Well, now that September is fully in the books you can see that our concern was justified.

The Dow Jones Industrial Average fell 5% for the month, far exceeding the average 1.07% loss the index has seen in September since its 1896 launch. The other months have averaged a 0.71% gain.

That 1.87-point spread is considered by mathematicians to be "statistically significant at the 95% confidence level."

But this September had more going against it than a bleak history. With so much detrimental news weighing on investors' minds, from the Greek debt crisis to weak U.S. economic data to concern that the U.S. Federal Reserve has run out of policy options, a September market swoon was inevitable.

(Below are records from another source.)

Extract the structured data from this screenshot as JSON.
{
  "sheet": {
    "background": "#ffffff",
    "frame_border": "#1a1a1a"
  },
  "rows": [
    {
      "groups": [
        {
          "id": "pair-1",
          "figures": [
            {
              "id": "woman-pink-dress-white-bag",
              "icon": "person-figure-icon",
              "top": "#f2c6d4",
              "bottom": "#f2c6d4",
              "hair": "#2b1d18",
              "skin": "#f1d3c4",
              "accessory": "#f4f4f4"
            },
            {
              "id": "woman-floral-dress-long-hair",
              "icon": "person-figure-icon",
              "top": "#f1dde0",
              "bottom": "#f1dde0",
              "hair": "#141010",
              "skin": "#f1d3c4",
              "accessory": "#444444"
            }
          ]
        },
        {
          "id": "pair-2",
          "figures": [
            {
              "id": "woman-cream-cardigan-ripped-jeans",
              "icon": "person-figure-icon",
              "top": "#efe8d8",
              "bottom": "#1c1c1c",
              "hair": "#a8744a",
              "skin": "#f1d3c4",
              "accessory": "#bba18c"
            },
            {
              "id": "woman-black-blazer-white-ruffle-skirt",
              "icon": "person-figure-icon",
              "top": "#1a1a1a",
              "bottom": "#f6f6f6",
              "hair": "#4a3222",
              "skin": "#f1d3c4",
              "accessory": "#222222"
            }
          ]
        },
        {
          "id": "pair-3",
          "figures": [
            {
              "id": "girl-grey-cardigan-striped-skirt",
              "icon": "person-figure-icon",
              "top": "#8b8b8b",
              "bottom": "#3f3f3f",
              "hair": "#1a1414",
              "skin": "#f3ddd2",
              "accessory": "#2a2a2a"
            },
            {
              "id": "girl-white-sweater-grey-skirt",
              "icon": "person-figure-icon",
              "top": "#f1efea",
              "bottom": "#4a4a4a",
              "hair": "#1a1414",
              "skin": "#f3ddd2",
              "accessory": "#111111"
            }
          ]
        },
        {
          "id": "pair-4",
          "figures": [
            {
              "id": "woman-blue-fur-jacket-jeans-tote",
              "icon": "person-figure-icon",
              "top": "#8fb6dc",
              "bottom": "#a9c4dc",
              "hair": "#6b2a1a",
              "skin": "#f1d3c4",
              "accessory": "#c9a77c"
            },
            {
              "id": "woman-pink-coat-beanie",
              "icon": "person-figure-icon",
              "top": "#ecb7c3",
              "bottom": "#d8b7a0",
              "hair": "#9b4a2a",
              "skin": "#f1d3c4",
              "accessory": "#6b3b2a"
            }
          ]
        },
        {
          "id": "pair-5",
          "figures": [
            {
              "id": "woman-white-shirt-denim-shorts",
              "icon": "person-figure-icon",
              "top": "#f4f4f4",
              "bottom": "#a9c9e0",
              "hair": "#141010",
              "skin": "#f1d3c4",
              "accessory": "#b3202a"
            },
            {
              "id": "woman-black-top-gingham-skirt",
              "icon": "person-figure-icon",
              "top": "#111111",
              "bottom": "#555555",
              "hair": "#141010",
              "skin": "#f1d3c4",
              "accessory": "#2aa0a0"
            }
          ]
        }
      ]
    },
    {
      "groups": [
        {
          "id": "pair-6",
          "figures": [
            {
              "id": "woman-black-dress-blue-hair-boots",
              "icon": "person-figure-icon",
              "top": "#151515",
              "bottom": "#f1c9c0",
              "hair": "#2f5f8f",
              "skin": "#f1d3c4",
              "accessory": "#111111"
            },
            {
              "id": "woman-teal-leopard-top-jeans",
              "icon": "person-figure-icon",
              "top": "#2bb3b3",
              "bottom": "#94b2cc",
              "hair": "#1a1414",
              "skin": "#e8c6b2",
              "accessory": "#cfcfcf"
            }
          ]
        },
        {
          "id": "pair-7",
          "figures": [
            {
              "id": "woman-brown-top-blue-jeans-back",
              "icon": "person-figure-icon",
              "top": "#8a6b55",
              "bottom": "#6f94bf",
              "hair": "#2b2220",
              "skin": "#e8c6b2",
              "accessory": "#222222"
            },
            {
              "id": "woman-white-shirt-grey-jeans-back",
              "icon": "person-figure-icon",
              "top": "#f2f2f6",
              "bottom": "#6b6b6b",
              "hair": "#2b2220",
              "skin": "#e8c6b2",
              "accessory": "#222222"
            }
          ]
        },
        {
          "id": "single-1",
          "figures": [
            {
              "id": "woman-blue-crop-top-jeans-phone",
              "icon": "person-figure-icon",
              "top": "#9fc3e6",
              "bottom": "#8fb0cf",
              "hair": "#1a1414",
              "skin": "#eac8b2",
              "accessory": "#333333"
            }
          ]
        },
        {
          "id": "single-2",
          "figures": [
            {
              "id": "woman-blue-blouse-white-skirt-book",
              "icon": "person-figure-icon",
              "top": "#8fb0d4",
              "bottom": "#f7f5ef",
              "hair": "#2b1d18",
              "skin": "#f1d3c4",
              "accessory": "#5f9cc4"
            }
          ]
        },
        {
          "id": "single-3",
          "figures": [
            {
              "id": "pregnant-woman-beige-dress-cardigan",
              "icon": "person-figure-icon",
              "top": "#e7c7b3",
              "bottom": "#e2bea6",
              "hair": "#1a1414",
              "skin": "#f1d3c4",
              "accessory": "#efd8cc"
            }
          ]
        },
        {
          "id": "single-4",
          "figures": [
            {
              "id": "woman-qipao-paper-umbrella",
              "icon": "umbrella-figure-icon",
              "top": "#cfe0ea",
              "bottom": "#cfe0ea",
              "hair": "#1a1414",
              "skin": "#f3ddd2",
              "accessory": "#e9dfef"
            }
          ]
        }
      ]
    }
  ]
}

Most of the ugliness was confined to a handful of really bad days. The Dow actually rose on 11 of 21 trading days in September, but on the days it fell, it fell hard. Six of the down days recorded drops in excess of 200 points.

But as bad as this September market swoon was, however, it was no surprise to readers of Money Morning or its new sister service, Private Briefing.

In the Sept.1 Private Briefing report "Investment Plays for the Current Economy," Executive Editor Bill Patalon not only warned readers of what was to come, his interview with Money Morning Global Investment Strategist Martin Hutchinson laid out a "safety-first" investing strategy to help readers protect their portfolios.

Although September is over, many of the negatives that have caused the market swoon in recent weeks haven't changed. And the craziness isn't going to stop any time soon.